Claire Foy has returned to the London stage for the first time after her acclaimed portrayal of Lady Macbeth opposite James McAvoy’s MACBETH at the Trafalgar Studios in 2013. She reunites with her THE CROWN on-screen husband Matt Smith in Matthew Warchus’s revival of Duncan MacMillian’s hilarious two-hander LUNGS at the Old Vic for a short run, which ends this Saturday. They play an unnamed couple freaking out over what to do with their lives in the face of imminent climate catastrophe.
After being nominated for a BAFTA for her performance as the ill-fated queen Anne Boleyn in the BBC television serial WOLF HALL (2015), Claire received further international recognition for her role as the young Queen Elizabeth II in the first two seasons of Peter Morgan’s Netflix series THE CROWN opposite Matt, who played her consort, Prince Philip, The Duke of Edinburgh, winning a Golden Globe, an Emmy and two SAG Awards. She was also BAFTA nominated as she was for her performance as Neil Armstrong’s wife Janet in Damien Chazelle’s 2018 biopic FIRST MAN.

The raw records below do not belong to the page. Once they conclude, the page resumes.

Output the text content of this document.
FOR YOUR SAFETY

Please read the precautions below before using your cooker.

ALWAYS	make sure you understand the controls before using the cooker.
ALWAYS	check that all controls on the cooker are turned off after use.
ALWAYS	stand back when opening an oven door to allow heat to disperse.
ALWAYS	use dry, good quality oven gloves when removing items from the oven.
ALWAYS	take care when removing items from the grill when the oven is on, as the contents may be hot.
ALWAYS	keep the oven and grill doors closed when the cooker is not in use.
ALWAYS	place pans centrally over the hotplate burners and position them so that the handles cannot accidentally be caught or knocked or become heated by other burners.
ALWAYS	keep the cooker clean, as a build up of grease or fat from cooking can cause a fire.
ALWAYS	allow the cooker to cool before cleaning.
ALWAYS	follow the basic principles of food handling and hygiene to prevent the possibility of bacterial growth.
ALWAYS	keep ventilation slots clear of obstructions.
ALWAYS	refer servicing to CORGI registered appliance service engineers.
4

In his TimeOut review, Andrzej Lukowski wrote, “Claire Foy and Matt Smith are magnetic in this big stage outing.”
Claire kindly signed this sketch for me during rehearsals at the Old Vic.
Glasgow-born James McAvoy has just completed the lead role in a sell out season of ‘the Scottish play’, with English actress Claire Foy as Lady Macbeth.
After an eighty day run as London’s Trafalgar Studios, James goes straight into filming the next instalment of X Men alongside the two Knights, Patrick Stewart and Ian McKellen, who have both also starred as the murdering Scot. James commented that it would be fun having three Macbeths in the one place “We might have a Macbeth-off – my Macbeth’s better than your Macbeth!”
The production received rave reviews, but the interaction with the audience didn’t always go to script. He suddenly stopped mid-scene when someone in the front was filming with his mobile phone. He refused to continue with the play until the device was firmly put away. James also stopped in the middle of the climatic sword fight to help an audience member who had collapsed. He called for help, cracked a joke or two, then continued the scene with the same intensity, according to one witness who tweeted the event. On another occasion, he told two drunk women who kept talking through the early scenes to “shut up”. They eventually complied and later fell asleep.
When he signed my sketch, going in for the Friday evening’s performance, he was telling the gathered ‘graphers that he had injured an eye and his hand due to the intense physicality of the play. Luckily it was his left hand, so he could still sign!